L’ex bianconero si confessa: “Almeida non era l’attaccante giusto per ‘quel’ Cesena. Mi auguro che la ‘promozione’ di Marson sia stata dettata solo da scelte tecniche. E sulle escort di Chiasso…”
28.11.2019 17:00 di Flavio Bertozzi   Vedi letture
Perico: “Con Drago potevamo andare in A. Agliardi? Risorgerà ancora…”

Parla di tutti e di tutto, l’ex difensore bianconero Gabriele Perico. Anche di Hugo Almeida. Anche di Massimo Drago. Anche di Federico Agliardi. Anche di – ehm ehm – escort elvetiche…

Perico, la rosa del Cesena 2014-15  era assolutamente inadeguata per la serie A…
“Inadeguata mi pare forse una parola troppo forte. Ma di sicuro quella squadra, che praticamente era stata costruita da Foschi a costo zero, era piena di lacune. Troppe scommesse, quella volta. Troppi ‘riciclati’ provenienti dell’Atalanta. E poi, Almeida, non era certo l’attaccante giusto per quel Cesena…”.

Lei poi, la stagione successiva, fece però parte di uno dei più bei Cesena degli ultimi 20 anni.
“Giocavamo un calcio bellissimo. Un calcio super-propositivo. Almeno in casa. Ecco, il problema di quel Cesena era proprio quello: fra le mura amiche del Manuzzi eravamo una sorta di rullo compressore. Poi però, in trasferta, facevamo una fatica boia. Ci bloccavamo. Regolarmente…”.

Sensi, Kessie, Ragusa, Caldara, Gomis, Ciano. E mi fermo qui. Drago, quel Cesena, lo doveva portare dritto dritto in A…
“Avevamo una signora squadra. A ripensare a quel maledetto preliminare play-off perso con lo Spezia mi prende ancora male. La maggior colpa di Drago? Forse, a un certo punto del campionato, il mister avrebbe dovuto puntare più sulla praticità che sul bel gioco. Alla roulette dei play-off dovevamo arrivare in una posizione migliore. Da terzi. Da quarti. Non da sesti…”.

Di quel gruppo faceva parte anche un ‘certo’ Agliardi. Un Agliardi che, dopo tanti anni, fa ancora rima con Cavalluccio.
“Seguo ancora con affetto le gesta del ‘vecchio’ Chicco. Ho visto che in campionato, da una manciata di partite, è stato messo in ghiacciaia per far posto al giovane Marson. Mi auguro che questo ribaltone in porta sia stato dettato solo da scelte tecniche, non da motivi legati al… portafoglio. A dirla tutta, analizzando questa vicenda, vedo delle analogie con quello che successe sempre a Cesena fra Agliardi e Leali…”.

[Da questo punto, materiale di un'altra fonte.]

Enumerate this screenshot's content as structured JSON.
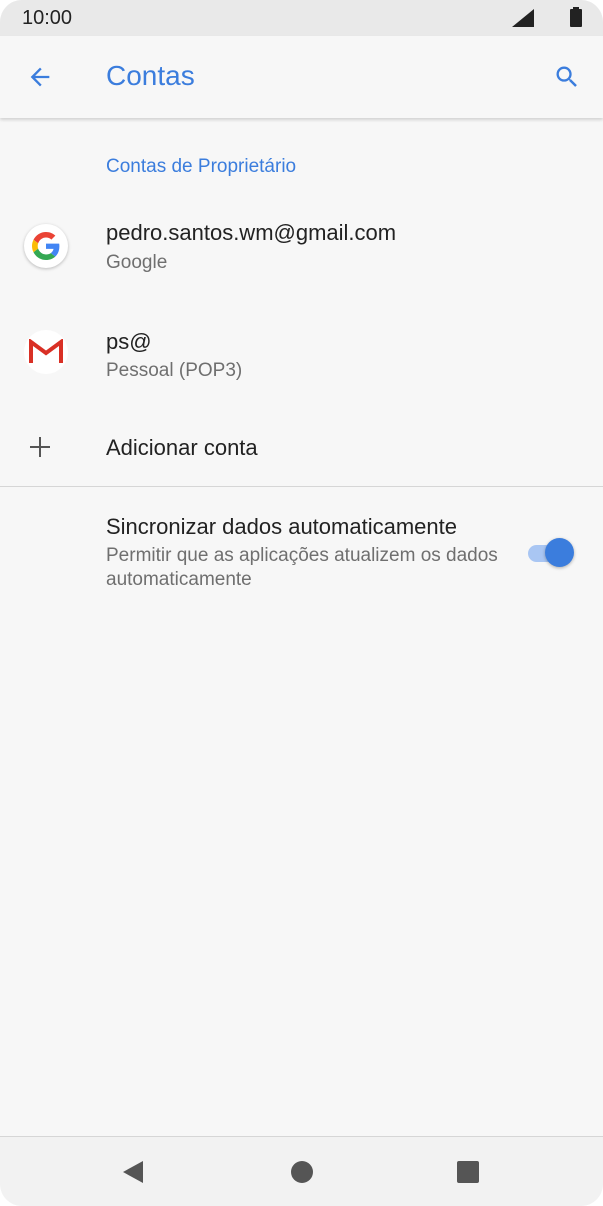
{
  "status_bar": {
    "time": "10:00",
    "icons": [
      "signal-icon",
      "battery-icon"
    ]
  },
  "app_bar": {
    "title": "Contas",
    "back_icon": "arrow-back-icon",
    "search_icon": "search-icon"
  },
  "section": {
    "header": "Contas de Proprietário"
  },
  "accounts": [
    {
      "title": "pedro.santos.wm@gmail.com",
      "subtitle": "Google",
      "icon": "google-icon"
    },
    {
      "title": "ps@",
      "subtitle": "Pessoal (POP3)",
      "icon": "gmail-icon"
    }
  ],
  "add_account": {
    "label": "Adicionar conta",
    "icon": "plus-icon"
  },
  "sync": {
    "title": "Sincronizar dados automaticamente",
    "description": "Permitir que as aplicações atualizem os dados automaticamente",
    "enabled": true
  },
  "nav_bar": {
    "icons": [
      "nav-back-icon",
      "nav-home-icon",
      "nav-recents-icon"
    ]
  },
  "colors": {
    "accent": "#3b7ddd",
    "toggle_track": "#a9c6f3",
    "background": "#f7f7f7"
  }
}
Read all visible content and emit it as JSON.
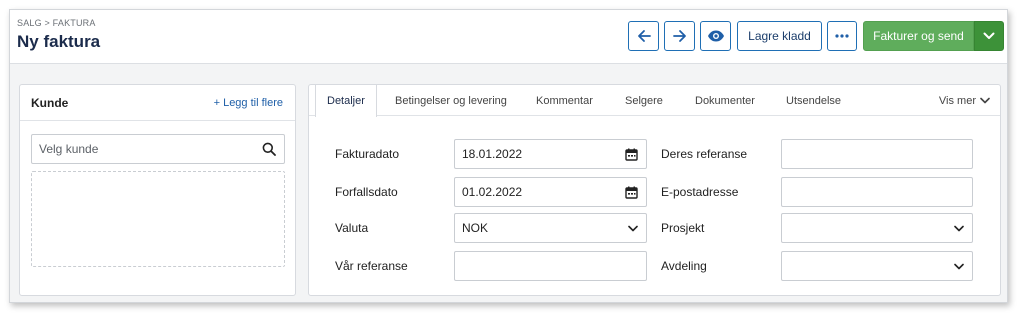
{
  "header": {
    "breadcrumb": "SALG > FAKTURA",
    "title": "Ny faktura",
    "buttons": {
      "back_icon": "arrow-left-icon",
      "forward_icon": "arrow-right-icon",
      "preview_icon": "eye-icon",
      "save_draft": "Lagre kladd",
      "more_icon": "ellipsis-icon",
      "invoice_send": "Fakturer og send",
      "invoice_caret_icon": "chevron-down-icon"
    },
    "colors": {
      "accent": "#1f5fa8",
      "primary_green": "#5fad5c",
      "primary_green_dark": "#3d9239",
      "title": "#1b2b4b"
    }
  },
  "customer_panel": {
    "title": "Kunde",
    "add_link": "+ Legg til flere",
    "search_placeholder": "Velg kunde"
  },
  "tabs": {
    "items": [
      {
        "label": "Detaljer",
        "active": true
      },
      {
        "label": "Betingelser og levering",
        "active": false
      },
      {
        "label": "Kommentar",
        "active": false
      },
      {
        "label": "Selgere",
        "active": false
      },
      {
        "label": "Dokumenter",
        "active": false
      },
      {
        "label": "Utsendelse",
        "active": false
      }
    ],
    "more": "Vis mer"
  },
  "form": {
    "invoice_date": {
      "label": "Fakturadato",
      "value": "18.01.2022"
    },
    "due_date": {
      "label": "Forfallsdato",
      "value": "01.02.2022"
    },
    "currency": {
      "label": "Valuta",
      "value": "NOK"
    },
    "our_reference": {
      "label": "Vår referanse",
      "value": ""
    },
    "their_reference": {
      "label": "Deres referanse",
      "value": ""
    },
    "email": {
      "label": "E-postadresse",
      "value": ""
    },
    "project": {
      "label": "Prosjekt",
      "value": ""
    },
    "department": {
      "label": "Avdeling",
      "value": ""
    }
  }
}
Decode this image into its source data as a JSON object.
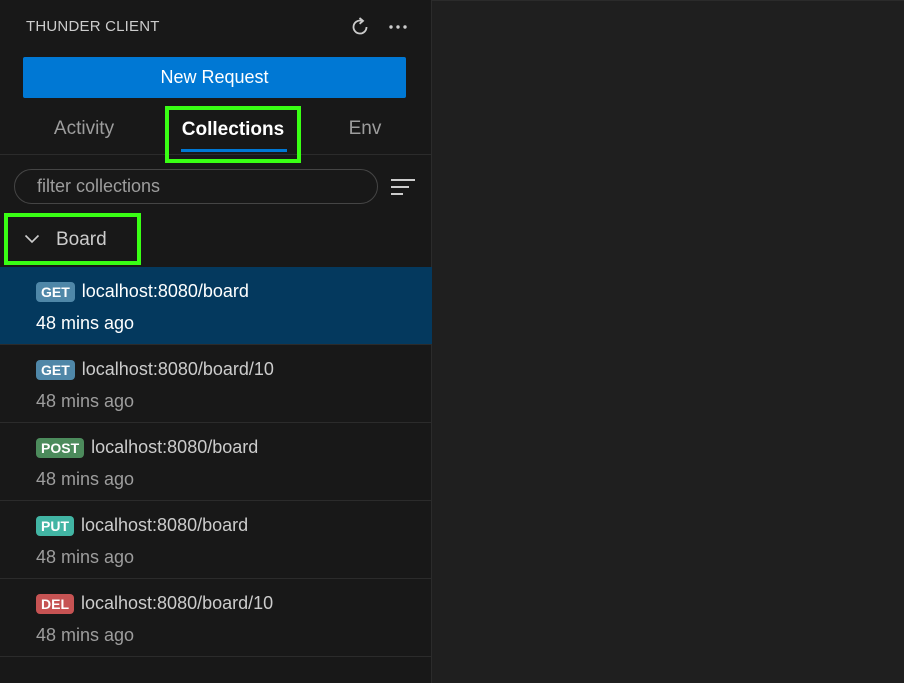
{
  "header": {
    "title": "THUNDER CLIENT",
    "refresh_icon": "refresh-icon",
    "more_icon": "ellipsis-icon"
  },
  "new_request": {
    "label": "New Request"
  },
  "tabs": [
    {
      "label": "Activity",
      "active": false
    },
    {
      "label": "Collections",
      "active": true
    },
    {
      "label": "Env",
      "active": false
    }
  ],
  "filter": {
    "placeholder": "filter collections",
    "value": ""
  },
  "collection": {
    "name": "Board",
    "expanded": true
  },
  "requests": [
    {
      "method": "GET",
      "url": "localhost:8080/board",
      "time": "48 mins ago",
      "selected": true
    },
    {
      "method": "GET",
      "url": "localhost:8080/board/10",
      "time": "48 mins ago",
      "selected": false
    },
    {
      "method": "POST",
      "url": "localhost:8080/board",
      "time": "48 mins ago",
      "selected": false
    },
    {
      "method": "PUT",
      "url": "localhost:8080/board",
      "time": "48 mins ago",
      "selected": false
    },
    {
      "method": "DEL",
      "url": "localhost:8080/board/10",
      "time": "48 mins ago",
      "selected": false
    }
  ],
  "colors": {
    "accent": "#0078d4",
    "highlight": "#39ff14",
    "selected_bg": "#04395e",
    "method_get": "#4f87a8",
    "method_post": "#4c8b5c",
    "method_put": "#42b5a4",
    "method_del": "#c65353"
  }
}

Quella volta Bisoli subì delle pressioni (più o meno) esplicite dal club per far giocare il ‘raccomandatissimo’ baby di scuola Juve.
“Proprio così. Anche se, Agliardi, dava molte più garanzie di Leali. Vabbè dai, la chiudo qui. E comunque… il campionato è lungo. Marson è partito forte (3 gare giocate senza incassare un solo gol, ndr). Ma sono sicuro che Federico avrà ancora occasione di mettersi in mostra, di dare una mano al suo adorato Cesena. Agliardi, in carriera, è risorto dalle proprie ceneri più volte. Fidatevi di me: risorgerà anche questa volta”.

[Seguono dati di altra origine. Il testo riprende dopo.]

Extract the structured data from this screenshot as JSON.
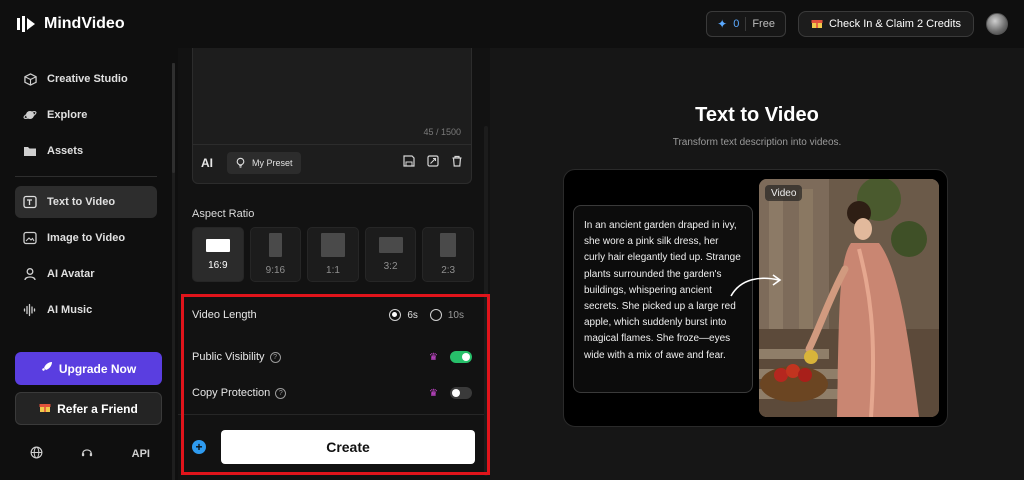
{
  "app": {
    "name": "MindVideo"
  },
  "topbar": {
    "credits_value": "0",
    "credits_plan": "Free",
    "checkin_label": "Check In & Claim 2 Credits"
  },
  "sidebar": {
    "items": [
      {
        "label": "Creative Studio",
        "icon": "cube-icon"
      },
      {
        "label": "Explore",
        "icon": "planet-icon"
      },
      {
        "label": "Assets",
        "icon": "folder-icon"
      },
      {
        "label": "Text to Video",
        "icon": "text-video-icon",
        "active": true
      },
      {
        "label": "Image to Video",
        "icon": "image-icon"
      },
      {
        "label": "AI Avatar",
        "icon": "person-icon"
      },
      {
        "label": "AI Music",
        "icon": "soundwave-icon"
      }
    ],
    "upgrade_label": "Upgrade Now",
    "refer_label": "Refer a Friend",
    "footer_api": "API"
  },
  "prompt": {
    "char_count": "45 / 1500",
    "ai_label": "AI",
    "preset_label": "My Preset"
  },
  "aspect_ratio": {
    "title": "Aspect Ratio",
    "options": [
      "16:9",
      "9:16",
      "1:1",
      "3:2",
      "2:3"
    ],
    "selected": "16:9"
  },
  "settings": {
    "video_length_label": "Video Length",
    "length_options": [
      "6s",
      "10s"
    ],
    "length_selected": "6s",
    "public_visibility_label": "Public Visibility",
    "public_visibility_on": true,
    "copy_protection_label": "Copy Protection",
    "copy_protection_on": false,
    "help_symbol": "?"
  },
  "create_label": "Create",
  "hero": {
    "title": "Text to Video",
    "subtitle": "Transform text description into videos."
  },
  "demo": {
    "text": "In an ancient garden draped in ivy, she wore a pink silk dress, her curly hair elegantly tied up. Strange plants surrounded the garden's buildings, whispering ancient secrets. She picked up a large red apple, which suddenly burst into magical flames. She froze—eyes wide with a mix of awe and fear.",
    "badge": "Video"
  },
  "colors": {
    "accent_purple": "#5a3ee0",
    "toggle_on": "#27c06a",
    "highlight_red": "#e0141b",
    "credit_blue": "#5aa9ff"
  }
}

Intanto lei, a 35 anni suonati, non ha ancora perso la voglia di giocare a pallone.
“Dopo aver girato lo Stivale ed aver provato pure il campionato svizzero fra le fila del Chiasso, la scorsa estate ho fatto una scelta di vita. Ho deciso di stare vicino alla mia famiglia. Ora gioco in serie D, nella Virtus Bergamo. Il campo è a 13 chilometri da casa: meglio di così non potevo chiedere. Il calcio resta la mia vita, andrò avanti finché continuerò a divertirmi…”.

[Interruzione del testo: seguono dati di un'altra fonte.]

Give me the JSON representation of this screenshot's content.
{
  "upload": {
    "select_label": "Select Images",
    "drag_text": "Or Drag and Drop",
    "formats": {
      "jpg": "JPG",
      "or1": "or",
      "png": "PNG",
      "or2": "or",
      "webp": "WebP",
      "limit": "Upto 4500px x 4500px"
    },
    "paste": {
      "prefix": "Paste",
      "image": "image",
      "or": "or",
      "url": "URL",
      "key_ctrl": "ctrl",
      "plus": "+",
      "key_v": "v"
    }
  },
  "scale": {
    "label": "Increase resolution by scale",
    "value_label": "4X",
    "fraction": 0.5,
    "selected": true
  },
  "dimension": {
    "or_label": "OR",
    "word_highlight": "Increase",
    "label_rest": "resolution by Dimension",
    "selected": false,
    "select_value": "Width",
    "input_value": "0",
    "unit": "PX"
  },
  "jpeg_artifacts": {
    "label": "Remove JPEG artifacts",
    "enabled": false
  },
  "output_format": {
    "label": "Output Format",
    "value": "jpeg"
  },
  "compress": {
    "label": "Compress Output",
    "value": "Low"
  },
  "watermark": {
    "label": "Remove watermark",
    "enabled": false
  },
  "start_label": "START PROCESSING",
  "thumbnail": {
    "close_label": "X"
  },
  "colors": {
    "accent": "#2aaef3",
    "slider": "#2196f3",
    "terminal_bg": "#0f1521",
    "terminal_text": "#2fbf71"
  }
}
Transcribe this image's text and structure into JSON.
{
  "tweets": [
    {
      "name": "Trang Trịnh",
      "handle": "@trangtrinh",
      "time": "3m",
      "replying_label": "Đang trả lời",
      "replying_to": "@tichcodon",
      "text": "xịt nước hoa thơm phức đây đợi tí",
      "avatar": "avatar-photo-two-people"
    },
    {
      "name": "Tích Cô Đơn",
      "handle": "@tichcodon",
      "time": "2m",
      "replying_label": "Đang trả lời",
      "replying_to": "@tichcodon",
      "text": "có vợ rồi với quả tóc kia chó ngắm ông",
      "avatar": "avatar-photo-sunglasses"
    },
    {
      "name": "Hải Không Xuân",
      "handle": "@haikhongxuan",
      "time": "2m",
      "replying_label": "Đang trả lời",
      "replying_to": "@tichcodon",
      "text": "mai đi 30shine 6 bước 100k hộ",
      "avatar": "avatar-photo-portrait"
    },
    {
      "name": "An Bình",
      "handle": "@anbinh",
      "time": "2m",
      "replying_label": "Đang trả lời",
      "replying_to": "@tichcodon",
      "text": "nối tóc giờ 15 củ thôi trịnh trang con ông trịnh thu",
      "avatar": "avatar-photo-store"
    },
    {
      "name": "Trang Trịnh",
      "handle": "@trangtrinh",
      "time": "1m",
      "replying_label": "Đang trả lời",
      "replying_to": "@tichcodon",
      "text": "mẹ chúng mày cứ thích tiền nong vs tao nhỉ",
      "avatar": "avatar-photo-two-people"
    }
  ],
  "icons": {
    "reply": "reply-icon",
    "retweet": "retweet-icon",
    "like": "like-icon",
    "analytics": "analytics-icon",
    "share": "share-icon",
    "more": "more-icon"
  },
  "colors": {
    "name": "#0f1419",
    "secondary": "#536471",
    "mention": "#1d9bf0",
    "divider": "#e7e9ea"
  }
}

Ci dica qualcosa in più di… Chiasso. Di questo paesone di confine che profuma maledettamente di cioccolato. Di emmenthal. Di segreti bancari. E di bellissime escort…
“Tu scherzi ma, un dirigente del Chiasso, è pure un socio di un noto bordello della zona. Appena sono stato preso, lui è venuto da me e mi ha detto: ‘Gabriele, non provare a fare il furbetto con qualche escort: le nostre ragazze hanno le foto segnaletiche di tutti i giocatori…’. Io ovviamente ho fatto il bravo, ci mancherebbe altro. Ma un mio compagno di squadra, una sera, è stato invece beccato in quel locale poco prima di ‘consumare’…”.